In the days that followed, I found myself reflecting on his message. As someone who literally, not just figuratively, “feels the weight on my chest”, I can easily find myself bemoaning internal challenges that come even when so much good surrounds me. All of this has led me to consider ten primary spiritual challenges that I believe we all must confront, which I include below.
- I must come to grips with the inevitability of my own death, and the possibility of an early one, and not let fear of either restrict missionary work on all fronts. As McManus noted, when “you’re afraid of death, you’re afraid of rejection, uncertainty. You’re paralyzed with fear.”
- There is no guarantee that my efforts will be rewarded, no matter how fervent or steadfast. Yet I must find the resolve to continue the mission with the understanding that my role, and the mission itself, could end tomorrow.
- I must let go of what failures or death would do to compromise the mission, and other’s perception of it, realizing that this is God’s domain. All that I can control is what my free will allows.
- I need to let go of concerns of embarrassment or disappointment at the thought or reality of missionary failure even when good efforts are being taken. Again, this is God’s domain.

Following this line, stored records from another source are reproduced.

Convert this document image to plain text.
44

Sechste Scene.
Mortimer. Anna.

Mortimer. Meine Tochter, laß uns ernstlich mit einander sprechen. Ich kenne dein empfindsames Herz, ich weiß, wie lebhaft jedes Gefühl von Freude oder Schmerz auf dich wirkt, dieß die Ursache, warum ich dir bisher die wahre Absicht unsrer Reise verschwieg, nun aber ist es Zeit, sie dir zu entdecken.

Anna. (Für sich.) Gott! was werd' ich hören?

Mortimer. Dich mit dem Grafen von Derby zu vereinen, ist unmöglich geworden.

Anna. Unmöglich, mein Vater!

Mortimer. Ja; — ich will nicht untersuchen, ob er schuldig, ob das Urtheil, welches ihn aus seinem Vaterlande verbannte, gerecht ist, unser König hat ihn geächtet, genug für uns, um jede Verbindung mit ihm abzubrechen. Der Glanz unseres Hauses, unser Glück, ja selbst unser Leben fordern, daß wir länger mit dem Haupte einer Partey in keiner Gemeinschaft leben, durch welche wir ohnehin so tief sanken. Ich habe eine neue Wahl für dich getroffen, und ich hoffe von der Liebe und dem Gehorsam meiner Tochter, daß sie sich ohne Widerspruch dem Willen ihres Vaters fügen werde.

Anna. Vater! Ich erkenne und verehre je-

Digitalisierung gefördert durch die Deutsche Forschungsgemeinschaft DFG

He is responsible for what goes wrong if my good efforts seem to go in vain.
- My pain and struggles provide amazing opportunities to increase my empathy for people in all situations, whether that be of physical infirmity, constant uncertainty, unremitting anxiety, or repeated failure and rejection.
- I must plan for the future, be aware of the past, but put my heart in today. Anything else but embracing and engaging in present opportunities can be both overwhelming and unproductive. As McManus noted, “you don’t get this day again.”
- I must constantly look for ways in which the God that created the complexity of the cosmos and human body is not only present throughout His creations, but also present with me. I need to not only see God in the sunrise and the synapses, but also in the midst of my circumstances and my strife. Believing that I am valued by Him even when horrible atrocities towards others challenge this notion remains a constant pursuit.
- Harnessing joy in all that I do only becomes more necessary as my life becomes busier. Not allowing anxiety and freneticism to remove constant opportunities for joy and meaning is critical for me in finding contentment in an otherwise busy life.
- I must die to myself so that what rises up is infinitely better than could be imagined. But in dying to self, I must strive to recognize the difference between what I can’t let go because of my pride and what God is calling me toward.
- Ultimately, as Pierre Teilhard de Chardin once said, I must remember that “I am not a human being having a spiritual experience, but rather a spiritual being having a human experience.” And in doing so, I hope that my life will reflect who I am.
I often find myself afraid of death and failure in my daily life. I know that no matter how hard I work, or who or how much I know, I am not guaranteed anything in this world. I know that pursuing your mission for me does not mean I am actually on the right course, and it does not spare me from my fears and embarrassment. But I know in my pain and my struggles, I not only can see You, but I can also see the faces and hear the voices of those who struggle around me. And although I do not desire the same struggles, I recognize that often in being lost in myself, I am lost for those who most need me. Therefore, I plead that you free me from the bonds of my own pride, and help me see how the moments of my day provide more than I need, and provide direction of where I should go. In doing so, I hope to see Your face looking back at me. And I hope to find joy even when I least expect, and when I am in despair. In dying to myself, I desire to rise in You. There, in the middle of a crowded street or an empty forest, it is a oneness with all, a perpetual union, that I hope will bring me home to the spiritual being that I know to be. Amen.